Given such a deep loss of output, high unemployment and lower labour costs, one would expect rapid post-recessionary growth. But even then, much of Estonia’s recent bounce back has been driven by increased exports, chiefly to its high performing social democratic neighbours. Meanwhile, inflation is high and consumer spending low, and GDP growth is now returning to a trend that is lower than before the crisis in 2008, in part because of the constraints imposed by euro membership.

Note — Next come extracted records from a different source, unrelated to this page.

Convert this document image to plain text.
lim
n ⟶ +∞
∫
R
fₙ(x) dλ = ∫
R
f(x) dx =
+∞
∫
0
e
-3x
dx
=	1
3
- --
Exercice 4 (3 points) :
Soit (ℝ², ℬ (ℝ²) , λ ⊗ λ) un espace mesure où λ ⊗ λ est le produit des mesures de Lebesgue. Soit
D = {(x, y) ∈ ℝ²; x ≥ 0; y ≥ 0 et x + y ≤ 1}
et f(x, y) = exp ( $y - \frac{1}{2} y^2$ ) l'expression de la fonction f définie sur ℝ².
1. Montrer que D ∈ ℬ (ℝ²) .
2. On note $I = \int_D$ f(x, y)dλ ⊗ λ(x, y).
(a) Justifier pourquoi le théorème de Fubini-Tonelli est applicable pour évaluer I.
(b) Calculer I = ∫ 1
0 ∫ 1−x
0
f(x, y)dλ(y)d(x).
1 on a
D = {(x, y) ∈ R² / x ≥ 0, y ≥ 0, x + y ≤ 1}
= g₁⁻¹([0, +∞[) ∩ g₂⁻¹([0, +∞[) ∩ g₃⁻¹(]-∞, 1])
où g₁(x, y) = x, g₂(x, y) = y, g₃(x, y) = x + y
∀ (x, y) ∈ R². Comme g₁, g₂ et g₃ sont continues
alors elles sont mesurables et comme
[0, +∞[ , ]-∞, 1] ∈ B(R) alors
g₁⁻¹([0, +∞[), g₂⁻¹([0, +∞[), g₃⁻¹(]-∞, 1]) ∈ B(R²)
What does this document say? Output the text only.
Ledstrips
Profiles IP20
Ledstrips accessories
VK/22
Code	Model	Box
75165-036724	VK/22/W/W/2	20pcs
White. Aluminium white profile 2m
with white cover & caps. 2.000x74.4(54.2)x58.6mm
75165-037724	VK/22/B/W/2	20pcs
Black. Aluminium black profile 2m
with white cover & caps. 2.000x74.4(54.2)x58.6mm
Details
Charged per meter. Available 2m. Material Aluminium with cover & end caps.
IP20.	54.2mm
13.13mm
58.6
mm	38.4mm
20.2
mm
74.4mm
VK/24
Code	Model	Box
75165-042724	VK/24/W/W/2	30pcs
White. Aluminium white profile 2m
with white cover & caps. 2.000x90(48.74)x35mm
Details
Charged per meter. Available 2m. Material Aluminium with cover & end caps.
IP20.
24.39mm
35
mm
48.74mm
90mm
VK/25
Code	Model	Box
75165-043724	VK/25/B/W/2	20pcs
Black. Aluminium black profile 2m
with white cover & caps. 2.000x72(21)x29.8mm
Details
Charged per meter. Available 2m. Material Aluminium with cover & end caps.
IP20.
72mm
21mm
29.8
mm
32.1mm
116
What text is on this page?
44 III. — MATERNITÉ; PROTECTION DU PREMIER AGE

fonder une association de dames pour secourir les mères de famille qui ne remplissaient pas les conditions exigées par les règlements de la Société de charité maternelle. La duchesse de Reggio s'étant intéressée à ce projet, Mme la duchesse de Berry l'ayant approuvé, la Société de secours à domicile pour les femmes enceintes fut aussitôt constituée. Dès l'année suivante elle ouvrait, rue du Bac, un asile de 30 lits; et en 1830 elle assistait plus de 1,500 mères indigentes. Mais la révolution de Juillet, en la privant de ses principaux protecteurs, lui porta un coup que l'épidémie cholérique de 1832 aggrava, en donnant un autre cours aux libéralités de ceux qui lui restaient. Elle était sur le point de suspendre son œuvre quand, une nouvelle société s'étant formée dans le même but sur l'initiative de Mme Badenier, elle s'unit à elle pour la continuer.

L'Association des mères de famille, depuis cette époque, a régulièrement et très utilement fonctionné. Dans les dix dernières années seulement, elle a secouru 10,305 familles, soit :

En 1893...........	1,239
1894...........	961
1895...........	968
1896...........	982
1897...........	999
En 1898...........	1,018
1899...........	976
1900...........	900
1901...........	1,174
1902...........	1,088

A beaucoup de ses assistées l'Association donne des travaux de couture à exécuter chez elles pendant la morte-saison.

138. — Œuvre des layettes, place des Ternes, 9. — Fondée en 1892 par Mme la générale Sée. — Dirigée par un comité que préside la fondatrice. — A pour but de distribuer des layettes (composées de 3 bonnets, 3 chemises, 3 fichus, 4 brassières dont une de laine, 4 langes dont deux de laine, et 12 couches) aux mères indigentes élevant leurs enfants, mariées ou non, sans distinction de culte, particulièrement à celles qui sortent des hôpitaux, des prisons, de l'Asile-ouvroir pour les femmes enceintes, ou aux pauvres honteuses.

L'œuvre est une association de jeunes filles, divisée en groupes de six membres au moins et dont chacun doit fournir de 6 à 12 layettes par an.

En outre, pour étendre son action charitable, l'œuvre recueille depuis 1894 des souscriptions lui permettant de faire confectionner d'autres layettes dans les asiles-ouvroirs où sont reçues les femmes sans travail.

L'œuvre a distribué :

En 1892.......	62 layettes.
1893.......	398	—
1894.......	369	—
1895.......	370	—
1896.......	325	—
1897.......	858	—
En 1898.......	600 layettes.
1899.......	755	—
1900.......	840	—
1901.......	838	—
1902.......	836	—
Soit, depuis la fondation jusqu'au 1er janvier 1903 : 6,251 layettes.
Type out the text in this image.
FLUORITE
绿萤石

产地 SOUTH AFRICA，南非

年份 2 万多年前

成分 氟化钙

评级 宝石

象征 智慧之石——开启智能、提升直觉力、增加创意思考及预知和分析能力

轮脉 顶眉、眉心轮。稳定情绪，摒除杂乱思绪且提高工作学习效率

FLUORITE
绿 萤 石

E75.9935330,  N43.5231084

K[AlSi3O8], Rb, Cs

That the balance sheet effects of the internal devaluations of the Baltic republics were not more severe was largely the result of negligible public debt before the crisis struck, as Roubini has recently spelled out:
The international experience of “internal devaluations” is mostly one of failure. Argentina tried the deflation route to a real depreciation and, after three years of an ever-deepening recession/depression, it defaulted and exited its currency board peg. The case of Latvia’s “successful” internal devaluation is not a model for the EZ periphery: Output fell by 20 per cent and unemployment surged to 20 per cent; the public debt was — unlike in the EZ periphery — negligible as a percentage of GDP and thus a small amount of official finance — a few billion euros — was enough to backstop the country without the massive balance-sheet effects of deflation; and the willingness of the policy makers to sweat blood and tears to avoid falling into the arms of the “Russian bear” was, for a while, unlimited (as opposed to the EZ periphery’s unwillingness to give up altogether its fiscal independence to Germany); and even after devaluation and default was avoided, the current backlash against such draconian adjustment is now very serious and risks undermining such efforts (while, equivalently, the social and political backlash against recessionary austerity is coming to a boil in the EZ periphery).
The Baltic republics are also curious poster-boys for British Eurosceptics, who generally favour the break-up of the eurozone, and positively urge Greece to default and bring back a devalued Drachma. It is doubly odd, therefore, that they should commend a country like Estonia for sacrificing everything on the altar of euro membership, particularly as it now has to contribute to eurozone bailout funds.
Still, when you’re arguing for expansionary contraction, why let a little matter of intellectual consistency get in the way?